Middleware options fall into two categories: Mobile middleware application development tools such as those from Kony and Verivo, and mobile Web application development tools such as PhoneGap, SenchaTouch, jQueryMobile and Appcelerator to create HTML5 code and access native code.
What's the difference? Generally, it depends on how much code runs on the client and how much runs on the server. Mobile Enterprise Application Platform (MEAP) tools tend to have more code running on the server. But even that definition is subject to fuzziness. "Mobile middleware tools have [specific] server components that the mobile clients connect to," says Forrester Research's Jeffrey Hammond.
On the other hand, "tools like PhoneGap and Appcelerator are capable of working with any dedicated server infrastructure. They can just connect up to RESTful API."
But it's not that cut-and-dried. "Some middleware tools incorporate client side mobile development frameworks as part of a larger package," Hammond continues. "[A MEAP such as] IBM Worklight uses PhoneGap for its client side UI, but then adds a bunch of connectivity features and security on the infrastructure, or server side."
Even more confusing, the market continues to be in flux. HTML5 is not the only way to develop "write once, deploy many" mobile apps. Among these are new cloud-based development platforms that purport to take the stress out of cross-platform headaches, including Tiggzi and July Systems.

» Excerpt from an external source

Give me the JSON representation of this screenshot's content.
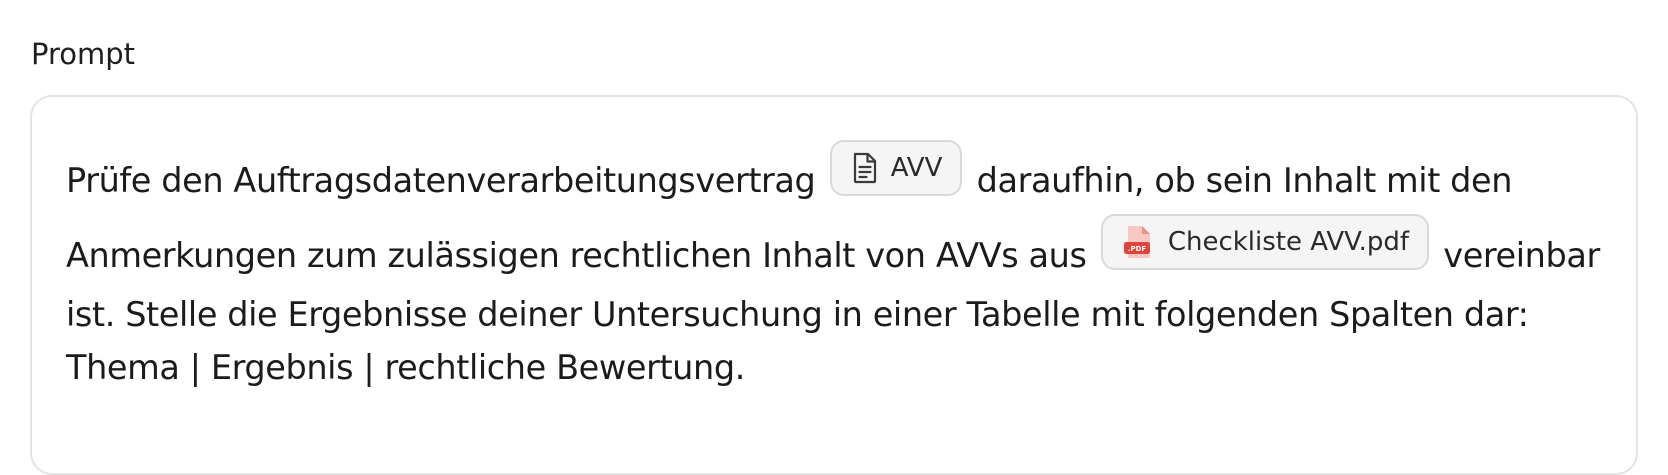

There are also a growing number of MEAPs emerging, including Sybase Unwired Platform, WebMobi, AMPchroma from Antenna Software, Agentry Mobile Platform from Syclo LLC and Appcelerator Titanium, many of which incorporate HTML5.
Finally, there's another option on the horizon: Powering your mobile apps with a cloud, which allows enterprises to handle security and systems access behind the scenes, centrally, instead of on a per-app basis.